DAC devices usually connect via USB and come in all shapes, sizes, configurations and prices, depending on how carried away you want to get. If you're running Qobuz from your computer, any connected audio outputs will appear in the bottom right-hand corner of the app, including any Google Chromecast devices on the same Wi-Fi network. Choosing your output is as easy as checking the box next to your preferred device. Using a DAC or Chromecast takes the computer's soundcard out of the equation; the external device decodes the digital signal supplied by the Qobuz stream, ensuring no loss of quality.
The Sonos situation is more fiddly as in order to use your Sonos speakers to stream Qobuz directly, you have to add Qobuz as a streaming service within the Sonos app. I assumed once the two accounts were linked, my Sonos speakers would appear alongside my Chromecast devices in the Qobuz app, like they do with Spotify. Unfortunately, this isn't the case and instead you have to navigate your way through a kind of poor-man's version of the Quobuz menus within the Sonos app itself. Told you it was fiddly. It's a shame, because my Sonos system are easily the best speakers I have for enjoying the Hi-Fi (CD quality) and Hi-Res audio Qobuz has to offer.
And yes, there is a noticeable difference. Although many modern audio devices claim to have built-in tech to reconstitute the sound from compressed files, this is obviously limited compared to hearing Dave Gilmour's nylon strings doing their thing on the intro to "Wish You Were Here" in its unadulterated original glory. No-one cared about audio production like Pink Floyd did. There's just something cleaner, clearer and more present about this higher-resolution listening. Julia Stone has a new album out featuring a track with Matt Berninger. When he comes out of nowhere with his booming, Leonard Cohen-like gravel tones, it's as though he's snuck up behind you. And "Boilermaker" off Royal Blood's latest release is just a banger - loud, jangly but you can hear it all. If you can listen to music at this higher quality - you probably should.

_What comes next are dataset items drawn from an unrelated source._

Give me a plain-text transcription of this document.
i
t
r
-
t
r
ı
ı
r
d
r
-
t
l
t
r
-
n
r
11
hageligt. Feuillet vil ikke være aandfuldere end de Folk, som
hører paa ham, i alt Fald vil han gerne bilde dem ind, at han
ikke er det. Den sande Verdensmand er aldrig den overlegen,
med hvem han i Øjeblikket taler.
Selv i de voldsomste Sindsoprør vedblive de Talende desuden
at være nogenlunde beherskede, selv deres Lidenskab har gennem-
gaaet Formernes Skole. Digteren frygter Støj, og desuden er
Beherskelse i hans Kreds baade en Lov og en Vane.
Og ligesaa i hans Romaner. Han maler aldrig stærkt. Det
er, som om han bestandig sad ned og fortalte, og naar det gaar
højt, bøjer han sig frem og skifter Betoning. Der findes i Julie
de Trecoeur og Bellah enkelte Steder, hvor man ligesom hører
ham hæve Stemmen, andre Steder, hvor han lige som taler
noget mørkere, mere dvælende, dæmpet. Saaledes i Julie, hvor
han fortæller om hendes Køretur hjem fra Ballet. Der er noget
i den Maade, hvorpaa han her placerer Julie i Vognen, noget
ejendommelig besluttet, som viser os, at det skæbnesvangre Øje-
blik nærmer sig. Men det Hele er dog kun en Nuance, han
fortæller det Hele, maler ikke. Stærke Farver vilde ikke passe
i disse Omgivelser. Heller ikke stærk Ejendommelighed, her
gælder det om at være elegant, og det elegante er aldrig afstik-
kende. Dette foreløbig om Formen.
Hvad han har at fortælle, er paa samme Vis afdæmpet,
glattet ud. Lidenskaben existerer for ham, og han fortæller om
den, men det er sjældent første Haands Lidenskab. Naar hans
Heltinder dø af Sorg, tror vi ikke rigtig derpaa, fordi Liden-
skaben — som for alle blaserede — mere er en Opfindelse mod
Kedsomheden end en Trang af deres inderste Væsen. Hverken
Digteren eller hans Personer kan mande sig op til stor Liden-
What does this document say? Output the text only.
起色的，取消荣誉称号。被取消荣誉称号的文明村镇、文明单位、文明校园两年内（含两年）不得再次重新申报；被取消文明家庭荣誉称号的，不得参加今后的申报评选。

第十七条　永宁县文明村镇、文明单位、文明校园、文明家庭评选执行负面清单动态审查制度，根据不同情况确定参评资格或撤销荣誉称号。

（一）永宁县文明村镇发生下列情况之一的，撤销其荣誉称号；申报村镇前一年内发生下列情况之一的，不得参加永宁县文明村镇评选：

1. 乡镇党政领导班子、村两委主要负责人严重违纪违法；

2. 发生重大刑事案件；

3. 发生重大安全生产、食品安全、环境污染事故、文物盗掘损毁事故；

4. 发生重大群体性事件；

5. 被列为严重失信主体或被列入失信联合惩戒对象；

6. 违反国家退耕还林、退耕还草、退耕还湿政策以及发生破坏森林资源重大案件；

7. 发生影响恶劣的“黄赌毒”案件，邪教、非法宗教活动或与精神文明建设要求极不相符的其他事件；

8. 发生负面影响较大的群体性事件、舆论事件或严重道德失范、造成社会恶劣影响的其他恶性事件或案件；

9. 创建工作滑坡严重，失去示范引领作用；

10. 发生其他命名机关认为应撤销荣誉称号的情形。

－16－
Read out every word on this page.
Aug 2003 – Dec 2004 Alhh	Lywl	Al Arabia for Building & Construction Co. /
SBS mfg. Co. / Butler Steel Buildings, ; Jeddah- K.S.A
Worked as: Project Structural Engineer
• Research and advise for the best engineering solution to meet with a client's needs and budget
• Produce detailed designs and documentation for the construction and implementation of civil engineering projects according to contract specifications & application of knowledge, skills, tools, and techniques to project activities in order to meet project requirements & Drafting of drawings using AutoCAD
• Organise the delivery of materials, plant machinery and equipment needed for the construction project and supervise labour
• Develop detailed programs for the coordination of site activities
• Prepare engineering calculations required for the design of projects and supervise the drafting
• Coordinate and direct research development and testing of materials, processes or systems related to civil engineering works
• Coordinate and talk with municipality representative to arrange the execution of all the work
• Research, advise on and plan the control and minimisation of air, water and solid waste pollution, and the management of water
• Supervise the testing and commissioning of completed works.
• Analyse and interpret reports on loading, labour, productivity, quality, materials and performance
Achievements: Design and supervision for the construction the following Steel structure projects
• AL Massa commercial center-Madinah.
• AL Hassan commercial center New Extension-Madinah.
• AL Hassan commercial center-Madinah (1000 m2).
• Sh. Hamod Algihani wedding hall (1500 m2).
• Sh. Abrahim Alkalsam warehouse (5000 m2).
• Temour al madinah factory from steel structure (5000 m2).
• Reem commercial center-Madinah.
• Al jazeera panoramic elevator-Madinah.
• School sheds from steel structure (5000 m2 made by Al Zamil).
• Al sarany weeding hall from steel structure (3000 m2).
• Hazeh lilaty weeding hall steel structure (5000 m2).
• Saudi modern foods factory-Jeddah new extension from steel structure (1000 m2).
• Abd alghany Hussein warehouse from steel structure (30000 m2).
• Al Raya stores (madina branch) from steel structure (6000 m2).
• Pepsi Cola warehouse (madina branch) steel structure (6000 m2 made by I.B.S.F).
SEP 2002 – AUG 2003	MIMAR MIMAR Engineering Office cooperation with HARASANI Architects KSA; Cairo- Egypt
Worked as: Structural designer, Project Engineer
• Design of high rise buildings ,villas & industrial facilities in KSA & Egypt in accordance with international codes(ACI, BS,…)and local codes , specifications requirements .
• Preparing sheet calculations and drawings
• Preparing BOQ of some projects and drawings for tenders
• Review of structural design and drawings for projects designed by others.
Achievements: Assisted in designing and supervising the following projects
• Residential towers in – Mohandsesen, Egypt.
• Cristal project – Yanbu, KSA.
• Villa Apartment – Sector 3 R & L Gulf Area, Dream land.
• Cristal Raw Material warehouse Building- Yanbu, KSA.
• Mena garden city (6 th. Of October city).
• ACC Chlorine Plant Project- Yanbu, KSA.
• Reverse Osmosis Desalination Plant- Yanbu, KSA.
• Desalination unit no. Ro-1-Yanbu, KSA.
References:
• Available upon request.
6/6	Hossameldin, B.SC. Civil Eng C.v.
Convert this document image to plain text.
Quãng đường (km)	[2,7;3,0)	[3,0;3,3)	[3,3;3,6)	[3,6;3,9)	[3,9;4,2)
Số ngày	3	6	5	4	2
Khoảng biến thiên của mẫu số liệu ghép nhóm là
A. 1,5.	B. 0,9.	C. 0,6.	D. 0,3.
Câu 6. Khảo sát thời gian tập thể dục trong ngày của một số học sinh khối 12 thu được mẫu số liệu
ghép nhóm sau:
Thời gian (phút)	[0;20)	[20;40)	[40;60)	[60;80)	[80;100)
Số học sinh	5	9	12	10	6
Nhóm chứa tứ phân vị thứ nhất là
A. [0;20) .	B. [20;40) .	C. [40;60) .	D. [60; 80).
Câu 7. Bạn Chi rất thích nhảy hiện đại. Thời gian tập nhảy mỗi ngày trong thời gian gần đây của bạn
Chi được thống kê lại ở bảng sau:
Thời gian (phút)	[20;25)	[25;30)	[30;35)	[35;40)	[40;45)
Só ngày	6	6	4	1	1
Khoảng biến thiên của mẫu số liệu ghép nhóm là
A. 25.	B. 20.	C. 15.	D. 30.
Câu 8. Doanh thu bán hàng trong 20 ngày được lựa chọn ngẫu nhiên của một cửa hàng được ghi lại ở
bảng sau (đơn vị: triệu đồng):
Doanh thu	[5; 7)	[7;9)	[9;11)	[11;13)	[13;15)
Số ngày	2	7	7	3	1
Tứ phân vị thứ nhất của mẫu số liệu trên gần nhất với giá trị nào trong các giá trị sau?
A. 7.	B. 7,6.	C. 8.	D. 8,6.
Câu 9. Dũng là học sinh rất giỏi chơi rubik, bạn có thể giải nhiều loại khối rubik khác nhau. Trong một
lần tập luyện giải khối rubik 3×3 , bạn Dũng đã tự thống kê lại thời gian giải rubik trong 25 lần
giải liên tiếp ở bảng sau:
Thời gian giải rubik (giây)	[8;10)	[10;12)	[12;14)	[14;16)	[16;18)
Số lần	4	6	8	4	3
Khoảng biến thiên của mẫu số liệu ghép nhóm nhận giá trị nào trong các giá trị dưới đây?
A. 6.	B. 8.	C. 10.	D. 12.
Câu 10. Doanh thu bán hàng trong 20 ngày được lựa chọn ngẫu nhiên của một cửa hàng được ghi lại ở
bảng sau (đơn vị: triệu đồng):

Not that the Qobuz app is perfect itself. It looks great and is easily toggled into dark mode. I've been able to find pretty much all the content I've searched for and via the Discover tab, there's a good selection of regularly updated, featured new releases, Qobuz-curated playlists and even news articles and editorials.
That's great. And if you really start to dig down into some of the menus, you'll find hidden gems like the Listening With... section - playlists supplied by famous artists. Here you'll discover Bono likes to listen to both Kendrick Lamar and Lady Gaga. There's also a decent amount of kiwi music on show - including a whole NZ Music Month playlist currently rotating on the homepage of the app.
But the glaring omission is the lack of a "station" option - automatically creating a playlist based on a single artist or a particular song.
I've found this is a great way to find new music on Spotify - if I like a certain song, I can get Spotify to play other songs like it, some of which I may never have heard before.
Qobuz is much less proactive... it's all there, you just have to know what you're looking for. Yes, you can create your own playlists but if all you ever listen to is what you've already listened to, won't that get stale after a while? Even at CD quality or higher.
What Qobuz does let you do is buy the tracks, directly through the app, iTunes style. This means you can have the file to keep and store wherever you like, not just for playing with the Qobuz app. What's more, with a Qobuz Studio Sublime subscription, you'll get significant discounts on your purchases if you are one of those old-fashioned types who thinks actually having the music is still important.
Starting at NZ$23.33 per month for an annual subscription, Qobuz isn't crazily expensive, especially if you decide to make it your sole music streaming service. Besides, as with most things, there's a free trial period anyway so you may as well give it a shot. But if you do, be prepared to learn a new way of doing things. New doesn't have to be scary by the way. And a new way of listening might make the choice very clear.